La Terrasse, Dinard

John Duncan Fergusson

DESCRIPTION

In 1913 the dancer and choreographer, Margaret Morris, called unannounced at Fergusson’s Paris studio. Their meeting was a coup de foudre and led to a lifelong partnership. The first years of their life together were spent in London during WW1 centred on Morris’s dance school. After the war, Margaret held summer schools in French resorts including Dinard in 1920 where Fergusson taught art and painted numerous sketches and watercolours. His immediate post-war paintings have a decorative rhythm and frieze-like quality celebrating his love of France – and peace.  

DETAILS
  • Artist

    John Duncan Fergusson

  • Date

    1931

  • Medium

    Watercolour on paper

  • Object number

    308

  • Dimensions unframed

    14.6 × 19.1 cm

  • Dimensions framed

    32 × 36 cm

  • Place depicted

    Dinard (3021351)

  • Copyright

    © Courtesy of The Fergusson Gallery, Perth & Kinross Council

ARTIST PROFILE

John Duncan Fergusson RBA, 1874-1961

Born in Leith, John Duncan Fergusson’s youthful determination to become an artist was underwritten by his wine merchant father, leading to stints at two Paris Académies in the 1890s while on painting trips abroad. He finally settled in Edinburgh where his close friendship with Peploe led to a shared commitment to painting highly accomplished works that echoed the techniques of old masters and French moderns.

His full time move to Paris in 1907 plunged him into the social and artistic ferment with its exhibitions of Picasso, Matisse and Braque. Within months he was showing radical new work, influenced by the Fauves, at the progressive Salon d’Automne. In time Fergusson allied himself to a splinter group of the Fauves known as the Rhythmists, becoming founding art editor of its journal.

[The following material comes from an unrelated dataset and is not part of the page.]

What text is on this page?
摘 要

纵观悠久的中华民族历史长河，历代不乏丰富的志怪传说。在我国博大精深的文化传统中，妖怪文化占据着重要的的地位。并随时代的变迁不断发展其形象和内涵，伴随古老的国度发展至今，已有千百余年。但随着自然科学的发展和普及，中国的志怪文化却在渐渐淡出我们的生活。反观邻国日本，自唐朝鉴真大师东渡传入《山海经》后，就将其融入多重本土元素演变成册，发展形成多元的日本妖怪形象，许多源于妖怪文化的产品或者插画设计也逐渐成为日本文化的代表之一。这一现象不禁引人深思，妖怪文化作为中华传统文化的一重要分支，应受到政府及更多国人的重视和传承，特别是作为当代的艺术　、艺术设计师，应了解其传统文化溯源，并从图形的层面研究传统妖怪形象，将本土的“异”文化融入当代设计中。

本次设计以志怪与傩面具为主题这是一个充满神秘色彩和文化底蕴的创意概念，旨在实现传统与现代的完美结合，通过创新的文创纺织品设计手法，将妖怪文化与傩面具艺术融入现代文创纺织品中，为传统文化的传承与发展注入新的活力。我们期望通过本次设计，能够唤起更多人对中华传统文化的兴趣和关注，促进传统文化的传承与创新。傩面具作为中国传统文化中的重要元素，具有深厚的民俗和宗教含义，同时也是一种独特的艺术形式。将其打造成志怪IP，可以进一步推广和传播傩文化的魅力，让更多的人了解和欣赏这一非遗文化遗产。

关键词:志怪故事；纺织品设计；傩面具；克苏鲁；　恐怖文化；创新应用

A well-built, handsome swagger of a man, Fergusson had always been drawn to charismatic, confident women. The love of his life was Margaret Morris, one of the most innovative choreographers of the early 20th Century, whom he met in Paris before WW1.

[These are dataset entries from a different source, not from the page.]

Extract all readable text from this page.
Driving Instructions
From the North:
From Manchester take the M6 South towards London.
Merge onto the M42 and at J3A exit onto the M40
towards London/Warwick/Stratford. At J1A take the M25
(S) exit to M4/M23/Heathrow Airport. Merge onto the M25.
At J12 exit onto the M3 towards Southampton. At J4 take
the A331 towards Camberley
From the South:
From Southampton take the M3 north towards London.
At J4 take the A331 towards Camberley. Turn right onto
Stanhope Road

The couple spent the war years in London moving back to France between the wars, where Fergusson’s produced a stream of landscapes and portraits that harked back to his pre-war colourist period and absorbed the innovative techniques of cubism. In 1939, Fergusson and Morris settled in Glasgow, where they remained for the rest of his life, revered as the Grand Old Man of the Scottish avant-garde.